One in a million
An analogy is often useful for making a concept understandable. But sometimes an analogy is faulty, and only adds to the confusion. For example in a presentation called Environmental Truths and Environmental Myths by Stephen B. Lovejoy of Purdue University included this slide:
Not only does this example contain two rather vague amounts (an olympic size pool and a grain of salt) it is off by a factor larger than the example it is trying to explain! Most people tend to underestimate how much an amount of water weighs, but I would think that most people would still guess that a large pool would contain at least 100,000 lbs of water, and so would require at least 0.1 lbs of salt to produce one part per million (ppm). The actual mass of water (calculations shown below) in a large pool would be about four million pounds, and so it would require four pounds of salt to produce a concentration of one part per million.
I doubt if people who do not routinely weigh small amounts of material would be able to estimate how much one grain of salt weighs. Some measurements with an analytic balance show that the average grain of salt (in this case reagent grade sodium chloride) weighs less than 0.1 mg (45 grains of salt weighed 3.7 mg). Producing a one part per million solution would require dissolving the grain of salt in less than 100 ml. Rather than drinking a whole swimming pool to get one grain of salt, you would get about 4 grains in a twelve ounce (355 ml) soda. Further calculations (shown below) show that one grain of salt in a large pool produces a concentration of about one part per 10 trillion, and that the author was off by a factor of about 10 million.
It is easy to come up with analogies that are unambiguous and accurate. Examples:
One second is on millionth of just over 11 and 1/2 days.
A 100 kg (220 lb) person who takes two extra strength (500 mg each) acetaminophen (Tylenol) tablets would be 10 ppm acetaminophen.
NEW More examples from Water on the Web
A modern olympic size pool is 50 meters long, but I am not sure if there are any official requirements for the other dimensions.

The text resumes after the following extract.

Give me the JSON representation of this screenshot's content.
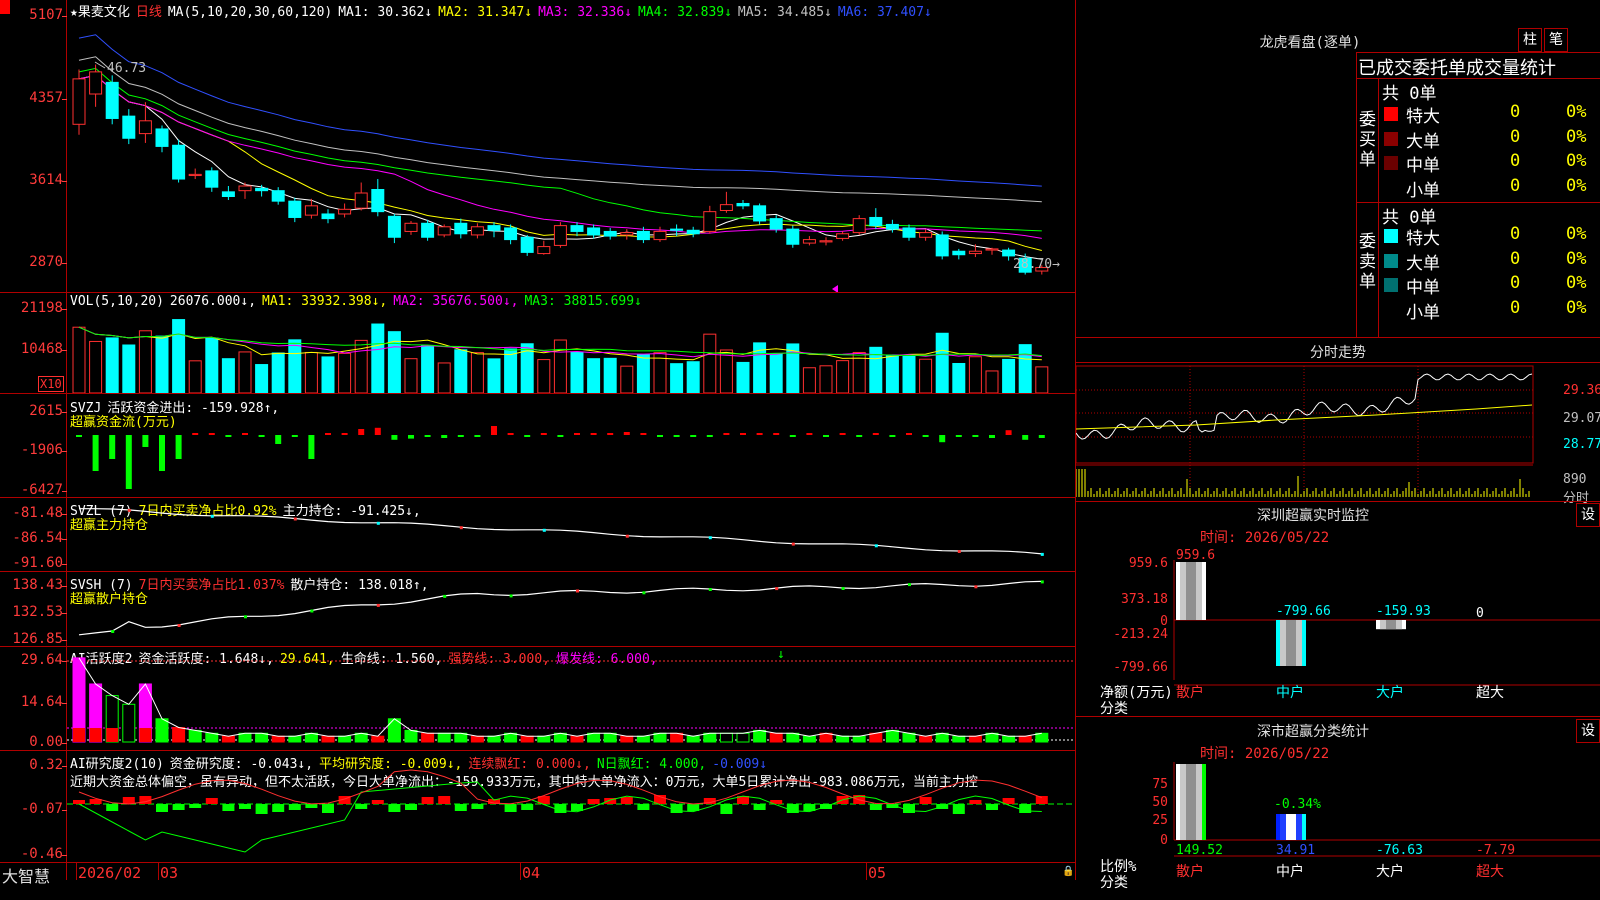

In addition, there may be side areas such as a diving area or children's area. In an case, the example is so far off that even an estimate will show that it is wrong. I will use a pool 50 meters long, 25 meters wide, and with an average depth of 1.5 meters.
Metric: 50*25*1.5=1875 cubic meters of water. weighing 1,875,000 kilograms. This would require 1.875 kilograms of salt to produce 1 ppm
US 50*25*1.5 (1.09*3)3 * 7.48 gallons/cubic foot * 8.34 lbs/gallon = about 4.1 million lbs, would require about 4.1 lbs of salt.
If each grain of salt weighed 0.1 mg (measurements show that they average less than that) it would take 18.75 trillion (US) to produce a 1 ppm solution. Lovejoy was off by a factor of over ten million. which is more than the amount he was trying to explain.